There is a new experimental async regex mode that Dave added, which helps with stuttering when shaders are converted and cached. It is on by default, but we don't have enough experience yet to say it's always better. If you want to experiment, you can set the .ini vars and try it out. Please let us know bad or good to help inform how we post this. Probably best to add these under d3dxdm.ini Device section.
As noted, the default is now shader_regex_patch_mode =4, so if you have problems with this update, add this under [Device] section and set shader_regex_patch_mode =0.
New asynchronous shader_regex_patch_mode's ([Device] variable) :The async modes avoid the insane stutter/lockups when using shader regex, instead we get delayed shader fixes the first time a shader is encountered. (This means you will get graphic/stereo glitches now instead of stutter.)
- shader_regex_patch_mode = 0; //synchronous pcre2 regex applied on first draw (this was the existing default value)

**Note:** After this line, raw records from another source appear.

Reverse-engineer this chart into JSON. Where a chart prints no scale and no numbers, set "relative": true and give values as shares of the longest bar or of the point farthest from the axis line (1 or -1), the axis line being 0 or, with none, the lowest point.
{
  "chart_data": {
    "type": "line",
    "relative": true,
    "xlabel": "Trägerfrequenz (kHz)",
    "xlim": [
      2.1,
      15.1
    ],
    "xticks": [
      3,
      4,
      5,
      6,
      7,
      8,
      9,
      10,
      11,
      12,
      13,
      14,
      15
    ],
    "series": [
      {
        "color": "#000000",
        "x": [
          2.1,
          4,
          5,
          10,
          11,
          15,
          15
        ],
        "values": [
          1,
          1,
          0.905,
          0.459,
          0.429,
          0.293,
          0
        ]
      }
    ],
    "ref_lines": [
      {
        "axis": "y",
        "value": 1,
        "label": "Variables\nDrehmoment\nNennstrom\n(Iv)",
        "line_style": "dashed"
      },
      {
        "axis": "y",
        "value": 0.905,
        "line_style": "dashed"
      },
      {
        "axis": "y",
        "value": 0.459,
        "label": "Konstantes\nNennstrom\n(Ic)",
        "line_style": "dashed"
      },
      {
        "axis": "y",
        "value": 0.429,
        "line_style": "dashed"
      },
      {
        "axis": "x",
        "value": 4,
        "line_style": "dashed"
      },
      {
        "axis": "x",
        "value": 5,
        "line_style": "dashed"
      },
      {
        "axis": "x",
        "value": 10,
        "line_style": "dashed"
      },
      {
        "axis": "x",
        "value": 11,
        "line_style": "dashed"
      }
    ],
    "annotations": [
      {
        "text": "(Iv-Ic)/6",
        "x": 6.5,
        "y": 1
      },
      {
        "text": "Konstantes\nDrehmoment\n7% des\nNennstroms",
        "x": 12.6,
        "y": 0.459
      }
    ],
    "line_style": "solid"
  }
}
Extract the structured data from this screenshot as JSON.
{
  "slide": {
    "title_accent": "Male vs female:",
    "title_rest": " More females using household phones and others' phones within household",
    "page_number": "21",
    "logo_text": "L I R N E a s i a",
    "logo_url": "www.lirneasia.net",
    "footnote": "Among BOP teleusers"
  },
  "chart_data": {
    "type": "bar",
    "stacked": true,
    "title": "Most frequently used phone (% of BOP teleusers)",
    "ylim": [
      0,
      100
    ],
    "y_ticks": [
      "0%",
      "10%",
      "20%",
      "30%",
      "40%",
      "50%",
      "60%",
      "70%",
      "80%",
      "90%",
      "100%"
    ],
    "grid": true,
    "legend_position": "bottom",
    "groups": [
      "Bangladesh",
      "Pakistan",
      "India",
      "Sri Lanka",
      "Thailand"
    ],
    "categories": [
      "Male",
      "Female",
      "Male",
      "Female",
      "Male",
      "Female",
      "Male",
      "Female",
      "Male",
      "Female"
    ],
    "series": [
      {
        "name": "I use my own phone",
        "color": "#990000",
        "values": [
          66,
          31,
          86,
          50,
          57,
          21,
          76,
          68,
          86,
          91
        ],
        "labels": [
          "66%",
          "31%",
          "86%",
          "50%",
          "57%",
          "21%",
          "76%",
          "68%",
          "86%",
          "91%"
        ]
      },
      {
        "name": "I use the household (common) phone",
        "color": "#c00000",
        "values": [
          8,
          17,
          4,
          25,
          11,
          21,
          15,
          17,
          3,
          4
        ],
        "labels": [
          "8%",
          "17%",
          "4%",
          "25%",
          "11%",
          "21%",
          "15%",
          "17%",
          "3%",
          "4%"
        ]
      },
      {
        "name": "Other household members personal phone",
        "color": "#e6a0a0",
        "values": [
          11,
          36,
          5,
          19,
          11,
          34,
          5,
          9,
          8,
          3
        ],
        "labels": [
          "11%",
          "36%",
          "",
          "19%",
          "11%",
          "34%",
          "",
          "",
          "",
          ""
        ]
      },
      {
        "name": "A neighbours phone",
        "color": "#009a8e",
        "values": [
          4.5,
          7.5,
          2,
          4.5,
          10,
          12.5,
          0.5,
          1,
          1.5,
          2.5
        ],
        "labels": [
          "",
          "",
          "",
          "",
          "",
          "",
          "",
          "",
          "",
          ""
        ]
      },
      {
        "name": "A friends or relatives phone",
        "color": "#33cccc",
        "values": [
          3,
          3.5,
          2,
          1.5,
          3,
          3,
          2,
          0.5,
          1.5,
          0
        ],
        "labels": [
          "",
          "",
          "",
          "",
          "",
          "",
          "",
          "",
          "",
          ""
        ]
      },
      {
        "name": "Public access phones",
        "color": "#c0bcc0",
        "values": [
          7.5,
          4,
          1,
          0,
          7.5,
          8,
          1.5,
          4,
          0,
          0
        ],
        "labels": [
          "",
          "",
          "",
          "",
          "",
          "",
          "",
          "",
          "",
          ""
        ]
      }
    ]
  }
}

- shader_regex_patch_mode = 1; //synchronous pcre2 regex applied on shader creation (this was an existing alternative)
- shader_regex_patch_mode = 2; //pcre2 regex will be applied at the first draw on a background thread and the patched shader picked up once cached to disk at some future draw
- shader_regex_patch_mode = 3; //pcre2 regex will be applied at shader creation on a background thread and the patched shader picked up once cached to disk at some future draw
- shader_regex_patch_mode = 4; //chimera (falling back to pcre2 for certain patterns) regex will be applied at first draw on a background thread and the patched shader picked up once cached to disk at some future draw (this is the new default value)
- shader_regex_patch_mode = 5; //chimera (falling back to pcre2 for certain patterns) regex will be applied at shader creation on a background thread and the patched shader picked up once cached to disk at some future draw
I haven't properly profiled the difference, but just using a timer and measuring how long it takes the new chimera modes to resolve all shaders in a scene, its roughly 5x faster than pcre2.
For the async modes I have created a new [Device] ini variable shader_regex_thread_pool_num which controls the number threads we use in the background.shader_regex_thread_pool_num doesn't seem to make much different in the chimera modes, but I have found a higher number of threads will speed up shader resolution in the pcre2 modes at the cost of increased stutter.
- shader_regex_thread_pool_num = -1 (the thread_pool object is from the boost library, and setting it to -1 will let boost pick the number of threads.)
- shader_regex_thread_pool_num = 0 (geo-11 will decide the number of threads in the thread_pool based on cpu count.)
- shader_regex_thread_pool_num = n (Any other value will override. )
shader_regex_patch_mode = 5 will be the best option for most games (broken shaders are more quickly resolved), but there are currently issues with games that load the entire shader set on launch (e.g Batman Arkham Knight), where unacceptable launch delays can occur in mode 5., so I've therefore made mode 4 the default.
I've briefly looked into the Batman Arkham Knight launch issue with mode 5, and I think its basically saturating the external hard drive I'm loading the game from (as its caching so much shader regex data) so the fact that we are using background threads doesn't help. I've thought of a way around this, but, at this point, think I will come back to it at a later date as there are probably higher priorities now given the new async modes largely sort the issue.